The boy whimpered, his fingers clawing at the metal table. Around them, other children sat chained to pipes—a girl with a geode wedged into her eye socket, a twin whose spine had been replaced with a barbed Shard tendril. Their faces were blank, like someone had scooped out their souls and left the shells.
Gutter's snarl split the air. The surgeon looked up, her goggles reflecting the sickly green light of the Shard graft. "Well, ain't you a pair," she said, wiping her hands on a rag that might've been white once. "Looking for a tune-up? I'll trade you a lung for that mutt's pelt."
Kael's venom stirred, hot and acidic in his veins. "Who's buying them?"
The woman laughed, a sound like glass breaking. "Who ain't? Inquisition pays top cred for fighters. Rest go to the Bazaar. Fancy folk like 'em decorative." She jerked her chin at the geode-eyed girl. "That one's got three bids already."
The girl stared through him, her remaining eye wide and empty.
Kael's hand moved before he'd decided. A whip of venom lashed out, melting the surgeon's bone saw mid-swing. She screamed, clutching her hand as Gutter lunged, her teeth sinking into the woman's wrist with a wet crunch.
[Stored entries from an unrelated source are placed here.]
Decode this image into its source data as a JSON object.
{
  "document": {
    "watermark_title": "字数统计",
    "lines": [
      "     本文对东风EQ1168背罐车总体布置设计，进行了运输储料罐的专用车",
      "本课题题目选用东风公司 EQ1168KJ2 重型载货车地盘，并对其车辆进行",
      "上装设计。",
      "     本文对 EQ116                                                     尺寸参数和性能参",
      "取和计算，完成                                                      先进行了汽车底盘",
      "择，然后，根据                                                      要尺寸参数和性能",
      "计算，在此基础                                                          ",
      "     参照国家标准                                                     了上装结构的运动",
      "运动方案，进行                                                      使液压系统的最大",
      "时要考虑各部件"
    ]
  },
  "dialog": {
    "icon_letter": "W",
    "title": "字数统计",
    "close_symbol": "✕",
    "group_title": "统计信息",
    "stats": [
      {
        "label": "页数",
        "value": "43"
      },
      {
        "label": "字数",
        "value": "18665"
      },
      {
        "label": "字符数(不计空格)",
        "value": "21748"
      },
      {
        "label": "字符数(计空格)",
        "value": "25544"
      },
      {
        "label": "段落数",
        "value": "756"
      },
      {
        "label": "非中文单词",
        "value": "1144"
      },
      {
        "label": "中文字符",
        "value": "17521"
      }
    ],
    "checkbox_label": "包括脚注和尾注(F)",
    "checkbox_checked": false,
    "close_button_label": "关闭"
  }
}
"Run," Kael barked at the kids.
They didn't move.
The surgeon staggered back, blood dripping between her fingers. "You think you're saving 'em? They're dead already. Just meat for the grinder."
Kael hurled a spore vial at the wall. The explosion wasn't loud, but the green fire spread fast, eating through the drone-metal walls. The children finally scattered, their chains clattering like ghosts.
...
The ambush came in the old transit tunnels, where the air was thick enough to chew. Kael heard it first—a wet, gurgling breath that didn't match the drip of sludge. Then the smell hit: rotting flowers and gangrene.
"Don't… look…"
The voice was human. The thing it came from wasn't.
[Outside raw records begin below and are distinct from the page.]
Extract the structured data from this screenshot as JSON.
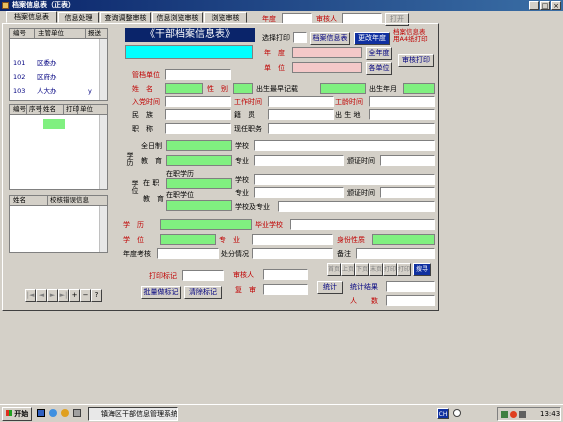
{
  "window": {
    "title": "档案信息表（正表）",
    "ctrl_min": "_",
    "ctrl_max": "□",
    "ctrl_close": "×"
  },
  "tabs": [
    {
      "label": "档案信息表"
    },
    {
      "label": "信息处理"
    },
    {
      "label": "查询调整审核"
    },
    {
      "label": "信息浏览审核"
    },
    {
      "label": "浏览审核"
    }
  ],
  "header_fields": {
    "year_label": "年度",
    "auditor_label": "审核人",
    "lock_button": "打开"
  },
  "left_grid1": {
    "headers": [
      "编号",
      "主管单位",
      "报送"
    ],
    "rows": [
      [
        "101",
        "区委办",
        ""
      ],
      [
        "102",
        "区府办",
        ""
      ],
      [
        "103",
        "人大办",
        "y"
      ]
    ]
  },
  "left_grid2": {
    "headers": [
      "编号",
      "序号",
      "姓名",
      "打印",
      "单位"
    ]
  },
  "left_grid3": {
    "headers": [
      "姓名",
      "校核错误信息"
    ]
  },
  "nav_buttons": [
    "|◄",
    "◄",
    "►",
    "►|",
    "+",
    "−",
    "?"
  ],
  "form": {
    "title": "《干部档案信息表》",
    "select_print_label": "选择打印",
    "archive_btn": "档案信息表",
    "change_year_btn": "更改年度",
    "note": "档案信息表\n用A4纸打印",
    "all_year_btn": "全年度",
    "year_label": "年　度",
    "unit_label": "单　位",
    "each_unit_btn": "各单位",
    "audit_print_btn": "审核打印",
    "manage_unit": "管档单位",
    "name": "姓　名",
    "gender": "性　别",
    "earliest_birth": "出生最早记载",
    "birth_ym": "出生年月",
    "join_party": "入党时间",
    "work_time": "工作时间",
    "seniority_time": "工龄时间",
    "ethnicity": "民　族",
    "native": "籍　贯",
    "birthplace": "出 生 地",
    "post": "职　称",
    "current_post": "现任职务",
    "edu_label": "学历",
    "fulltime": "全日制",
    "education": "教　育",
    "school": "学校",
    "major": "专业",
    "cert_time": "颁证时间",
    "degree_label": "学位",
    "onjob": "在 职",
    "onjob_edu": "在职学历",
    "onjob_degree": "在职学位",
    "school_major": "学校及专业",
    "xueli": "学　历",
    "graduate_school": "毕业学校",
    "xuewei": "学　位",
    "zhuanye": "专　业",
    "identity": "身份性质",
    "annual_review": "年度考核",
    "punishment": "处分情况",
    "remarks": "备注",
    "print_mark_btn": "打印标记",
    "batch_mark_btn": "批量做标记",
    "clear_mark_btn": "清除标记",
    "auditor": "审核人",
    "recheck": "复　审",
    "stats_btn": "统计",
    "stats_result": "统计结果",
    "people_count": "人　　数",
    "record_nav": [
      "首页",
      "上页",
      "下页",
      "末页",
      "打印",
      "打印",
      "搜寻"
    ]
  },
  "taskbar": {
    "start": "开始",
    "task": "镇海区干部信息管理系统",
    "ime": "CH",
    "time": "13:43"
  },
  "colors": {
    "accent": "#0000c0",
    "field_green": "#80f080",
    "field_pink": "#f4c8c8",
    "title_bg": "#0a246a",
    "cyan": "#00ffff"
  }
}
It oozed out of the shadows, a mass of melted flesh and jagged Shard shards. Eight human eyes bulged from its torso, each plucked from a different face. One still had smudged eyeliner.
"Kill me," it begged, the words bubbling through a lipless mouth. "Please."
Gutter lunged, but the thing's tendrils lashed out, Shard spikes glinting. Kael yanked her back, his venom surging. The creature recoiled, its eyes rolling wildly.
"They… promised ascension," it gurgled. A tendril tapped the Inquisition brand seared into its chest—a phoenix wrapped in chains. "Lied. Lied."
Kael's toxins shifted, crafting a counteragent. Neurotoxin for the limbs. Acid for the core. But the eyes…
"Who did this?"
The thing convulsed. "The… Choir."
It lunged. Kael's venom struck true, dissolving its core, but not before a spike grazed his thigh. The wound burned, wrong—a fever that wasn't his own.
Back in the refinery's guts, Mira didn't look up from her microscope. "You're late."
"Inquisition's making Mimics," Kael spat, tossing her the Shard spike.
She palmed it, her shard-eye flickering. "Not Mimics. Trials." Her voice tightened. "This Shard's a catalyst. Forces corruption to metastasize. They're not hunting Progenitors—they're farming them."
Gutter whined, nosing Kael's leg. The wound had festered, veins branching black.
Mira moved to his side, her scalpel gleaming. "The Choir's not just enforcers. They're gardeners. Plant a nightmare, reap a Shard."
Kael hissed as she dug out the infection. "Why?"
"Control." She held up the spike, its core pulsing like a rotten heart. "Every Progenitor born here roots their power deeper. And you—" She flicked the shard. "—are a weed. They'll pluck you."